I understand, as other posters have mentioned, that work in HN-friendly areas
can potentially have important effects, such as the democratic empowerment
enabled by social media for example, but I'm sure there are amazing technical
things being done in all sorts of interesting fields that don't get much
traction here.

Also, I think the author is misunderstanding the business model Dalton is
proposing. The platform will be paid for via subscriptions; the crowdsourcing
aspect is just there initially to ensure a critical mass of participants,
something crucial for venues with network effects.

------
mcmatterson
I fear michael may be misunderstanding the depth / underlying intent / happy
follow-on effects from the app.net proposal. I don't see it as a 'better
Twitter' so much as I see it as an app-friendly social network touchpoint,
basically OpenFeint with less of a gaming bias. This is a separate
consideration than how 'real-world' the product is, but one that nonetheless
merits mention.

------
cletus
I almost missed this post (meaning I scanned the title and didn't read it).
I'm glad I didn't. It's a good post. I like it for a number of reasons:

1\. Speaking as someone who lives in NYC, I too think it's got a lot going for
it. Housing (at least compared to SF; I'm less familiar with how horrible the
housing market is further as you go towards San Jose), infrastructure, a more
balanced mix of people (the Valley is more dominated than NYC by 20 and 30
something male engineers), etc;

2\. This post in some ways echoes my own feelings about Twitter {eg [1]).
Twitter seems to suffer this dichotomy between being a service and being
infrastructure. One of my arguments is that the messaging infrastructure that
ultimately dethrones SMS is too valuable to be proprietary.

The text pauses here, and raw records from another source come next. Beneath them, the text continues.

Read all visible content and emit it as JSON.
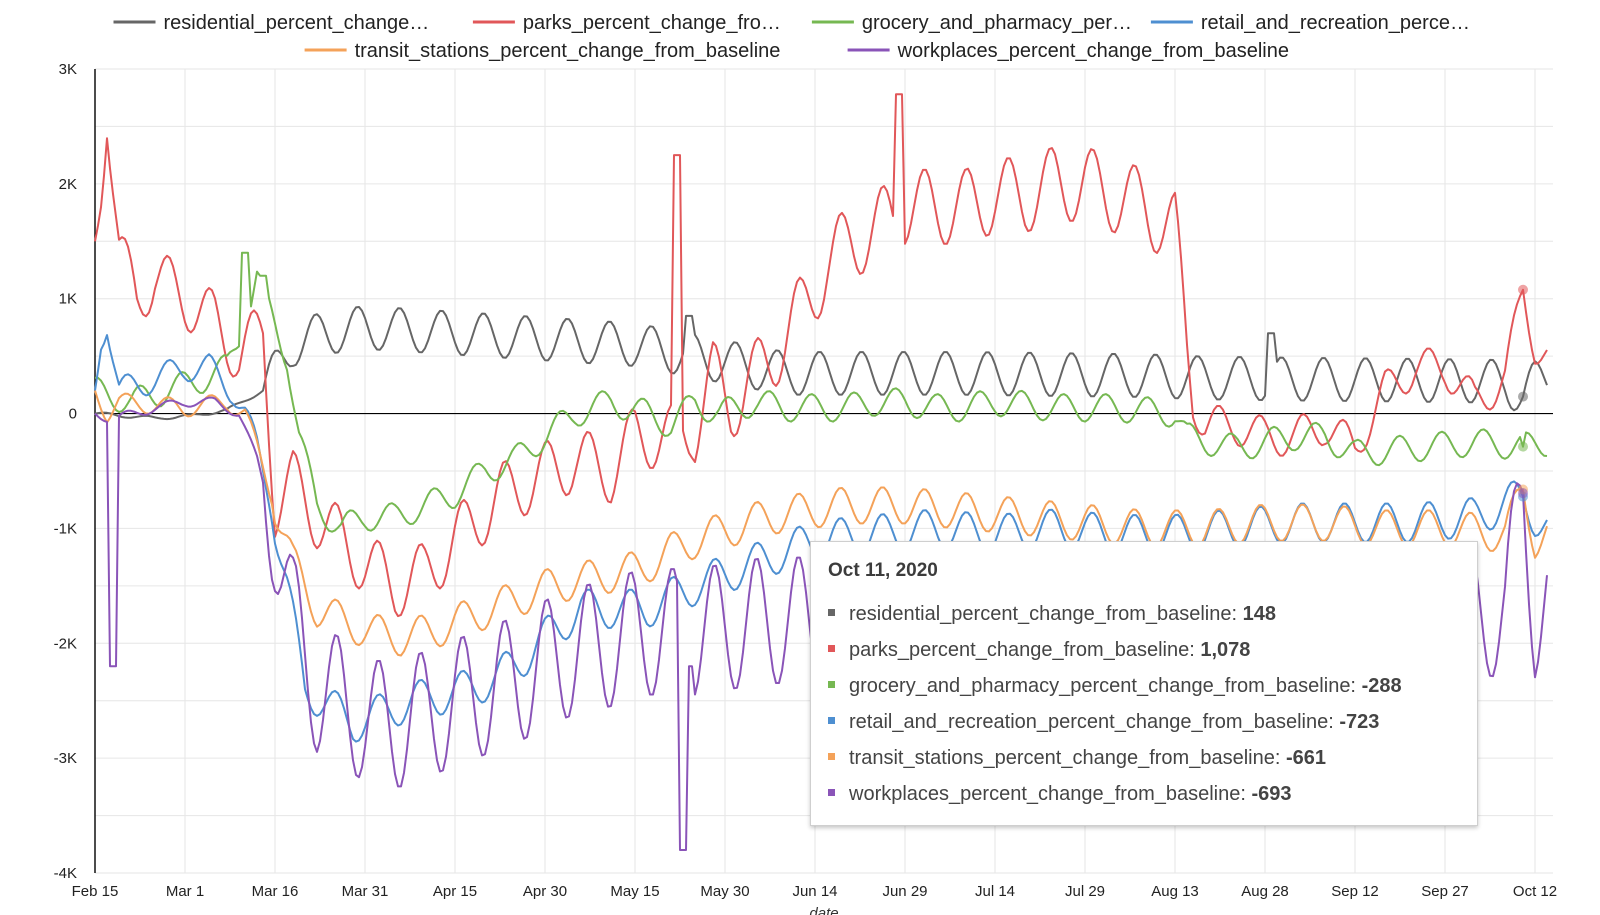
{
  "chart_data": {
    "type": "line",
    "xlabel": "date",
    "ylabel": "",
    "ylim": [
      -4000,
      3000
    ],
    "y_ticks": [
      3000,
      2000,
      1000,
      0,
      -1000,
      -2000,
      -3000,
      -4000
    ],
    "y_tick_labels": [
      "3K",
      "2K",
      "1K",
      "0",
      "-1K",
      "-2K",
      "-3K",
      "-4K"
    ],
    "x_tick_labels": [
      "Feb 15",
      "Mar 1",
      "Mar 16",
      "Mar 31",
      "Apr 15",
      "Apr 30",
      "May 15",
      "May 30",
      "Jun 14",
      "Jun 29",
      "Jul 14",
      "Jul 29",
      "Aug 13",
      "Aug 28",
      "Sep 12",
      "Sep 27",
      "Oct 12"
    ],
    "x_tick_days": [
      0,
      15,
      30,
      45,
      60,
      75,
      90,
      105,
      120,
      135,
      150,
      165,
      180,
      195,
      210,
      225,
      240
    ],
    "x_start": "2020-02-15",
    "x_end": "2020-10-16",
    "grid": true,
    "legend_position": "top",
    "series": [
      {
        "name": "residential_percent_change_from_baseline",
        "legend_label": "residential_percent_change…",
        "color": "#666666",
        "key": "residential",
        "anchors": [
          [
            0,
            0
          ],
          [
            10,
            -40
          ],
          [
            16,
            -20
          ],
          [
            22,
            30
          ],
          [
            28,
            200
          ],
          [
            33,
            600
          ],
          [
            38,
            700
          ],
          [
            45,
            750
          ],
          [
            60,
            700
          ],
          [
            75,
            650
          ],
          [
            90,
            600
          ],
          [
            100,
            500
          ],
          [
            115,
            350
          ],
          [
            130,
            350
          ],
          [
            145,
            350
          ],
          [
            160,
            340
          ],
          [
            175,
            330
          ],
          [
            185,
            310
          ],
          [
            200,
            300
          ],
          [
            220,
            290
          ],
          [
            235,
            280
          ],
          [
            238,
            148
          ],
          [
            240,
            270
          ],
          [
            242,
            330
          ]
        ]
      },
      {
        "name": "parks_percent_change_from_baseline",
        "legend_label": "parks_percent_change_fro…",
        "color": "#e15759",
        "key": "parks",
        "anchors": [
          [
            0,
            1500
          ],
          [
            1,
            2000
          ],
          [
            2,
            2650
          ],
          [
            4,
            1400
          ],
          [
            7,
            1000
          ],
          [
            10,
            1200
          ],
          [
            15,
            1000
          ],
          [
            20,
            800
          ],
          [
            24,
            500
          ],
          [
            28,
            700
          ],
          [
            30,
            -800
          ],
          [
            33,
            -600
          ],
          [
            37,
            -900
          ],
          [
            41,
            -1100
          ],
          [
            45,
            -1300
          ],
          [
            50,
            -1500
          ],
          [
            55,
            -1400
          ],
          [
            60,
            -1100
          ],
          [
            64,
            -900
          ],
          [
            68,
            -700
          ],
          [
            72,
            -600
          ],
          [
            76,
            -500
          ],
          [
            80,
            -400
          ],
          [
            86,
            -500
          ],
          [
            90,
            -200
          ],
          [
            96,
            -200
          ],
          [
            100,
            -100
          ],
          [
            103,
            300
          ],
          [
            106,
            100
          ],
          [
            110,
            300
          ],
          [
            114,
            600
          ],
          [
            118,
            900
          ],
          [
            122,
            1300
          ],
          [
            126,
            1500
          ],
          [
            130,
            1600
          ],
          [
            135,
            1800
          ],
          [
            140,
            1800
          ],
          [
            145,
            1800
          ],
          [
            150,
            1900
          ],
          [
            155,
            1900
          ],
          [
            160,
            2000
          ],
          [
            165,
            2000
          ],
          [
            170,
            1900
          ],
          [
            175,
            1800
          ],
          [
            180,
            1600
          ],
          [
            183,
            100
          ],
          [
            185,
            -100
          ],
          [
            190,
            -100
          ],
          [
            195,
            -200
          ],
          [
            200,
            -200
          ],
          [
            205,
            -100
          ],
          [
            210,
            -300
          ],
          [
            215,
            200
          ],
          [
            220,
            400
          ],
          [
            225,
            400
          ],
          [
            230,
            100
          ],
          [
            235,
            300
          ],
          [
            238,
            1078
          ],
          [
            240,
            600
          ],
          [
            242,
            480
          ]
        ]
      },
      {
        "name": "grocery_and_pharmacy_percent_change_from_baseline",
        "legend_label": "grocery_and_pharmacy_per…",
        "color": "#76b852",
        "key": "grocery",
        "anchors": [
          [
            0,
            200
          ],
          [
            6,
            100
          ],
          [
            12,
            200
          ],
          [
            18,
            300
          ],
          [
            22,
            400
          ],
          [
            25,
            800
          ],
          [
            27,
            1200
          ],
          [
            29,
            900
          ],
          [
            32,
            500
          ],
          [
            34,
            -200
          ],
          [
            37,
            -800
          ],
          [
            41,
            -1000
          ],
          [
            45,
            -900
          ],
          [
            50,
            -900
          ],
          [
            55,
            -800
          ],
          [
            60,
            -700
          ],
          [
            65,
            -500
          ],
          [
            70,
            -400
          ],
          [
            75,
            -200
          ],
          [
            80,
            0
          ],
          [
            86,
            100
          ],
          [
            92,
            0
          ],
          [
            96,
            -100
          ],
          [
            100,
            100
          ],
          [
            104,
            0
          ],
          [
            110,
            100
          ],
          [
            115,
            50
          ],
          [
            120,
            50
          ],
          [
            125,
            50
          ],
          [
            130,
            100
          ],
          [
            135,
            100
          ],
          [
            140,
            50
          ],
          [
            145,
            50
          ],
          [
            150,
            100
          ],
          [
            160,
            50
          ],
          [
            170,
            50
          ],
          [
            180,
            0
          ],
          [
            182,
            -200
          ],
          [
            190,
            -300
          ],
          [
            200,
            -200
          ],
          [
            205,
            -200
          ],
          [
            210,
            -350
          ],
          [
            220,
            -300
          ],
          [
            230,
            -250
          ],
          [
            238,
            -288
          ],
          [
            242,
            -250
          ]
        ]
      },
      {
        "name": "retail_and_recreation_percent_change_from_baseline",
        "legend_label": "retail_and_recreation_perce…",
        "color": "#4e8fd1",
        "key": "retail",
        "anchors": [
          [
            0,
            200
          ],
          [
            1,
            650
          ],
          [
            2,
            800
          ],
          [
            4,
            200
          ],
          [
            10,
            300
          ],
          [
            15,
            400
          ],
          [
            19,
            400
          ],
          [
            23,
            200
          ],
          [
            25,
            0
          ],
          [
            27,
            -300
          ],
          [
            29,
            -700
          ],
          [
            32,
            -1500
          ],
          [
            35,
            -2400
          ],
          [
            38,
            -2500
          ],
          [
            43,
            -2700
          ],
          [
            48,
            -2600
          ],
          [
            53,
            -2500
          ],
          [
            58,
            -2450
          ],
          [
            62,
            -2400
          ],
          [
            67,
            -2300
          ],
          [
            72,
            -2100
          ],
          [
            76,
            -1900
          ],
          [
            81,
            -1700
          ],
          [
            86,
            -1700
          ],
          [
            92,
            -1700
          ],
          [
            96,
            -1600
          ],
          [
            100,
            -1500
          ],
          [
            105,
            -1400
          ],
          [
            110,
            -1300
          ],
          [
            115,
            -1200
          ],
          [
            120,
            -1100
          ],
          [
            130,
            -1050
          ],
          [
            140,
            -1000
          ],
          [
            150,
            -1050
          ],
          [
            160,
            -1000
          ],
          [
            170,
            -1050
          ],
          [
            180,
            -1050
          ],
          [
            190,
            -1000
          ],
          [
            200,
            -950
          ],
          [
            210,
            -950
          ],
          [
            220,
            -950
          ],
          [
            230,
            -900
          ],
          [
            238,
            -723
          ],
          [
            240,
            -900
          ],
          [
            242,
            -1000
          ]
        ]
      },
      {
        "name": "transit_stations_percent_change_from_baseline",
        "legend_label": "transit_stations_percent_change_from_baseline",
        "color": "#f4a259",
        "key": "transit",
        "anchors": [
          [
            0,
            200
          ],
          [
            2,
            0
          ],
          [
            4,
            100
          ],
          [
            15,
            50
          ],
          [
            22,
            100
          ],
          [
            25,
            0
          ],
          [
            27,
            -300
          ],
          [
            30,
            -800
          ],
          [
            33,
            -1300
          ],
          [
            37,
            -1700
          ],
          [
            41,
            -1800
          ],
          [
            46,
            -1900
          ],
          [
            51,
            -1950
          ],
          [
            56,
            -1900
          ],
          [
            61,
            -1800
          ],
          [
            66,
            -1700
          ],
          [
            71,
            -1600
          ],
          [
            76,
            -1500
          ],
          [
            81,
            -1450
          ],
          [
            86,
            -1400
          ],
          [
            91,
            -1350
          ],
          [
            96,
            -1200
          ],
          [
            100,
            -1100
          ],
          [
            106,
            -1000
          ],
          [
            112,
            -900
          ],
          [
            118,
            -850
          ],
          [
            125,
            -800
          ],
          [
            135,
            -800
          ],
          [
            145,
            -850
          ],
          [
            155,
            -900
          ],
          [
            165,
            -950
          ],
          [
            175,
            -1000
          ],
          [
            185,
            -1000
          ],
          [
            195,
            -950
          ],
          [
            205,
            -950
          ],
          [
            215,
            -1000
          ],
          [
            225,
            -1000
          ],
          [
            235,
            -1050
          ],
          [
            238,
            -661
          ],
          [
            240,
            -1100
          ],
          [
            242,
            -1050
          ]
        ]
      },
      {
        "name": "workplaces_percent_change_from_baseline",
        "legend_label": "workplaces_percent_change_from_baseline",
        "color": "#8a54b8",
        "key": "workplaces",
        "anchors": [
          [
            0,
            0
          ],
          [
            3,
            -50
          ],
          [
            10,
            50
          ],
          [
            15,
            100
          ],
          [
            20,
            100
          ],
          [
            24,
            0
          ],
          [
            27,
            -400
          ],
          [
            30,
            -1000
          ],
          [
            33,
            -1800
          ],
          [
            37,
            -2400
          ],
          [
            41,
            -2500
          ],
          [
            46,
            -2700
          ],
          [
            51,
            -2700
          ],
          [
            56,
            -2600
          ],
          [
            61,
            -2500
          ],
          [
            66,
            -2400
          ],
          [
            71,
            -2300
          ],
          [
            76,
            -2150
          ],
          [
            81,
            -2050
          ],
          [
            86,
            -2000
          ],
          [
            91,
            -1900
          ],
          [
            96,
            -1900
          ],
          [
            100,
            -1900
          ],
          [
            106,
            -1850
          ],
          [
            112,
            -1800
          ],
          [
            118,
            -1800
          ],
          [
            125,
            -1800
          ],
          [
            135,
            -1800
          ],
          [
            145,
            -1800
          ],
          [
            155,
            -1800
          ],
          [
            165,
            -1800
          ],
          [
            175,
            -1800
          ],
          [
            185,
            -1800
          ],
          [
            195,
            -1750
          ],
          [
            205,
            -1700
          ],
          [
            215,
            -1700
          ],
          [
            225,
            -1700
          ],
          [
            235,
            -1750
          ],
          [
            238,
            -693
          ],
          [
            240,
            -1750
          ],
          [
            242,
            -1650
          ]
        ]
      }
    ]
  },
  "tooltip": {
    "title": "Oct 11, 2020",
    "rows": [
      {
        "label": "residential_percent_change_from_baseline:",
        "value": "148",
        "color": "#666666"
      },
      {
        "label": "parks_percent_change_from_baseline:",
        "value": "1,078",
        "color": "#e15759"
      },
      {
        "label": "grocery_and_pharmacy_percent_change_from_baseline:",
        "value": "-288",
        "color": "#76b852"
      },
      {
        "label": "retail_and_recreation_percent_change_from_baseline:",
        "value": "-723",
        "color": "#4e8fd1"
      },
      {
        "label": "transit_stations_percent_change_from_baseline:",
        "value": "-661",
        "color": "#f4a259"
      },
      {
        "label": "workplaces_percent_change_from_baseline:",
        "value": "-693",
        "color": "#8a54b8"
      }
    ]
  }
}
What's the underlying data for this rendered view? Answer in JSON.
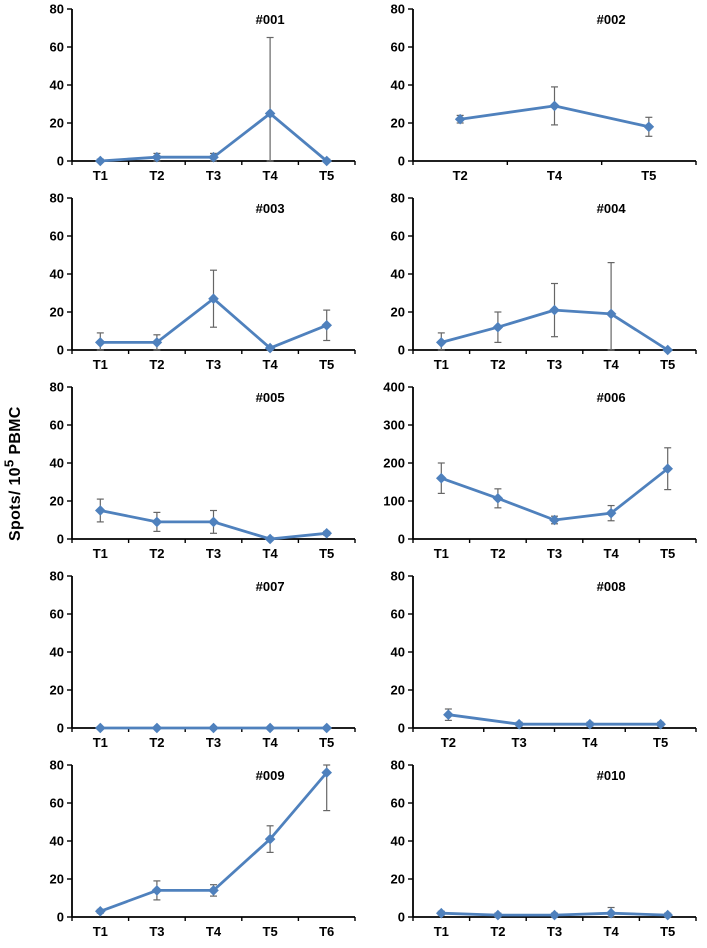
{
  "figure": {
    "ylabel_pre": "Spots/ 10",
    "ylabel_sup": "5",
    "ylabel_post": " PBMC"
  },
  "style": {
    "line_color": "#4F81BD",
    "error_color": "#666666",
    "axis_color": "#000000",
    "text_color": "#000000",
    "background": "#ffffff"
  },
  "chart_data": [
    {
      "type": "line",
      "title": "#001",
      "x": [
        "T1",
        "T2",
        "T3",
        "T4",
        "T5"
      ],
      "values": [
        0,
        2,
        2,
        25,
        0
      ],
      "errors": [
        1,
        2,
        2,
        40,
        1
      ],
      "ylim": [
        0,
        80
      ],
      "yticks": [
        0,
        20,
        40,
        60,
        80
      ],
      "legend": "none",
      "grid": false
    },
    {
      "type": "line",
      "title": "#002",
      "x": [
        "T2",
        "T4",
        "T5"
      ],
      "values": [
        22,
        29,
        18
      ],
      "errors": [
        2,
        10,
        5
      ],
      "ylim": [
        0,
        80
      ],
      "yticks": [
        0,
        20,
        40,
        60,
        80
      ],
      "legend": "none",
      "grid": false
    },
    {
      "type": "line",
      "title": "#003",
      "x": [
        "T1",
        "T2",
        "T3",
        "T4",
        "T5"
      ],
      "values": [
        4,
        4,
        27,
        1,
        13
      ],
      "errors": [
        5,
        4,
        15,
        1,
        8
      ],
      "ylim": [
        0,
        80
      ],
      "yticks": [
        0,
        20,
        40,
        60,
        80
      ],
      "legend": "none",
      "grid": false
    },
    {
      "type": "line",
      "title": "#004",
      "x": [
        "T1",
        "T2",
        "T3",
        "T4",
        "T5"
      ],
      "values": [
        4,
        12,
        21,
        19,
        0
      ],
      "errors": [
        5,
        8,
        14,
        27,
        0
      ],
      "ylim": [
        0,
        80
      ],
      "yticks": [
        0,
        20,
        40,
        60,
        80
      ],
      "legend": "none",
      "grid": false
    },
    {
      "type": "line",
      "title": "#005",
      "x": [
        "T1",
        "T2",
        "T3",
        "T4",
        "T5"
      ],
      "values": [
        15,
        9,
        9,
        0,
        3
      ],
      "errors": [
        6,
        5,
        6,
        1,
        1
      ],
      "ylim": [
        0,
        80
      ],
      "yticks": [
        0,
        20,
        40,
        60,
        80
      ],
      "legend": "none",
      "grid": false
    },
    {
      "type": "line",
      "title": "#006",
      "x": [
        "T1",
        "T2",
        "T3",
        "T4",
        "T5"
      ],
      "values": [
        160,
        107,
        50,
        68,
        185
      ],
      "errors": [
        40,
        25,
        10,
        20,
        55
      ],
      "ylim": [
        0,
        400
      ],
      "yticks": [
        0,
        100,
        200,
        300,
        400
      ],
      "legend": "none",
      "grid": false
    },
    {
      "type": "line",
      "title": "#007",
      "x": [
        "T1",
        "T2",
        "T3",
        "T4",
        "T5"
      ],
      "values": [
        0,
        0,
        0,
        0,
        0
      ],
      "errors": [
        0,
        0,
        0,
        0,
        0
      ],
      "ylim": [
        0,
        80
      ],
      "yticks": [
        0,
        20,
        40,
        60,
        80
      ],
      "legend": "none",
      "grid": false
    },
    {
      "type": "line",
      "title": "#008",
      "x": [
        "T2",
        "T3",
        "T4",
        "T5"
      ],
      "values": [
        7,
        2,
        2,
        2
      ],
      "errors": [
        3,
        1,
        1,
        1
      ],
      "ylim": [
        0,
        80
      ],
      "yticks": [
        0,
        20,
        40,
        60,
        80
      ],
      "legend": "none",
      "grid": false
    },
    {
      "type": "line",
      "title": "#009",
      "x": [
        "T1",
        "T3",
        "T4",
        "T5",
        "T6"
      ],
      "values": [
        3,
        14,
        14,
        41,
        76
      ],
      "errors": [
        1,
        5,
        3,
        7,
        20
      ],
      "ylim": [
        0,
        80
      ],
      "yticks": [
        0,
        20,
        40,
        60,
        80
      ],
      "legend": "none",
      "grid": false
    },
    {
      "type": "line",
      "title": "#010",
      "x": [
        "T1",
        "T2",
        "T3",
        "T4",
        "T5"
      ],
      "values": [
        2,
        1,
        1,
        2,
        1
      ],
      "errors": [
        1,
        1,
        1,
        3,
        1
      ],
      "ylim": [
        0,
        80
      ],
      "yticks": [
        0,
        20,
        40,
        60,
        80
      ],
      "legend": "none",
      "grid": false
    }
  ]
}
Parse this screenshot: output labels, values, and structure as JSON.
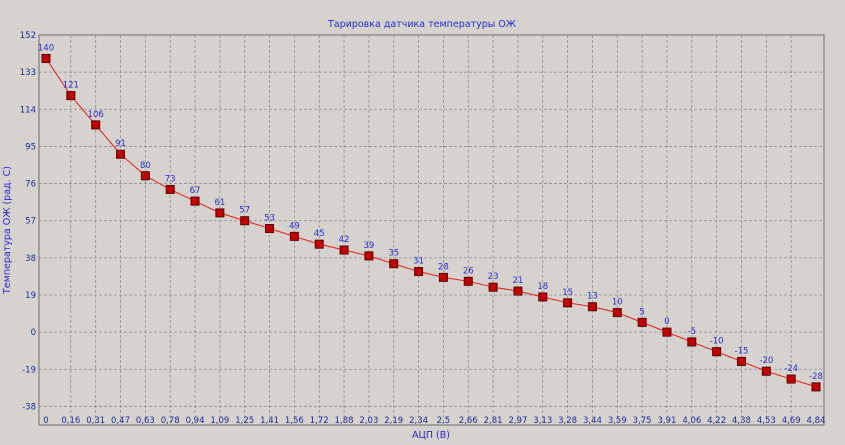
{
  "chart_data": {
    "type": "line",
    "title": "Тарировка датчика температуры ОЖ",
    "xlabel": "АЦП (В)",
    "ylabel": "Температура ОЖ (рад. С)",
    "x": [
      "0",
      "0,16",
      "0,31",
      "0,47",
      "0,63",
      "0,78",
      "0,94",
      "1,09",
      "1,25",
      "1,41",
      "1,56",
      "1,72",
      "1,88",
      "2,03",
      "2,19",
      "2,34",
      "2,5",
      "2,66",
      "2,81",
      "2,97",
      "3,13",
      "3,28",
      "3,44",
      "3,59",
      "3,75",
      "3,91",
      "4,06",
      "4,22",
      "4,38",
      "4,53",
      "4,69",
      "4,84"
    ],
    "y_ticks": [
      "152",
      "133",
      "114",
      "95",
      "76",
      "57",
      "38",
      "19",
      "0",
      "-19",
      "-38"
    ],
    "ylim": [
      -47.5,
      152
    ],
    "grid": true,
    "series": [
      {
        "values": [
          140,
          121,
          106,
          91,
          80,
          73,
          67,
          61,
          57,
          53,
          49,
          45,
          42,
          39,
          35,
          31,
          28,
          26,
          23,
          21,
          18,
          15,
          13,
          10,
          5,
          0,
          -5,
          -10,
          -15,
          -20,
          -24,
          -28
        ],
        "labels": [
          "140",
          "121",
          "106",
          "91",
          "80",
          "73",
          "67",
          "61",
          "57",
          "53",
          "49",
          "45",
          "42",
          "39",
          "35",
          "31",
          "28",
          "26",
          "23",
          "21",
          "18",
          "15",
          "13",
          "10",
          "5",
          "0",
          "-5",
          "-10",
          "-15",
          "-20",
          "-24",
          "-28"
        ],
        "line_color": "#e81c1c",
        "marker_color": "#c00000"
      }
    ],
    "colors": {
      "background": "#d6d3ce",
      "plot_background": "#d6d3ce",
      "text": "#2b2bd6",
      "grid": "#8f8f8f"
    }
  }
}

Of course to be clear Dalton seems to be talking about a "real-time
notification API", which is a little different to messaging but it shares a
lot of the same problem domain.

I think this is important infrastructure but it's going to be a thankful (and
probably fruitless) task, particularly in building an open, well, whatever.

3\. It echoes my own view that something like a "better Twitter" is really a
"small problem" [2].

I see Dalton has responded and there he has roots in his current community.
You can't argue with that. But I'm all for promoting NYC as an alternate tech
hub and the idea of tackling big problems.

[1]: <http://news.ycombinator.com/item?id=4186157>

[2]: <http://news.ycombinator.com/item?id=4244709>

------
budu3
Can you please let the man at least launch first before you start tearing down
the project?

------
54mf
A better Twitter is insignificant, but a dating service with a gimmick isn't?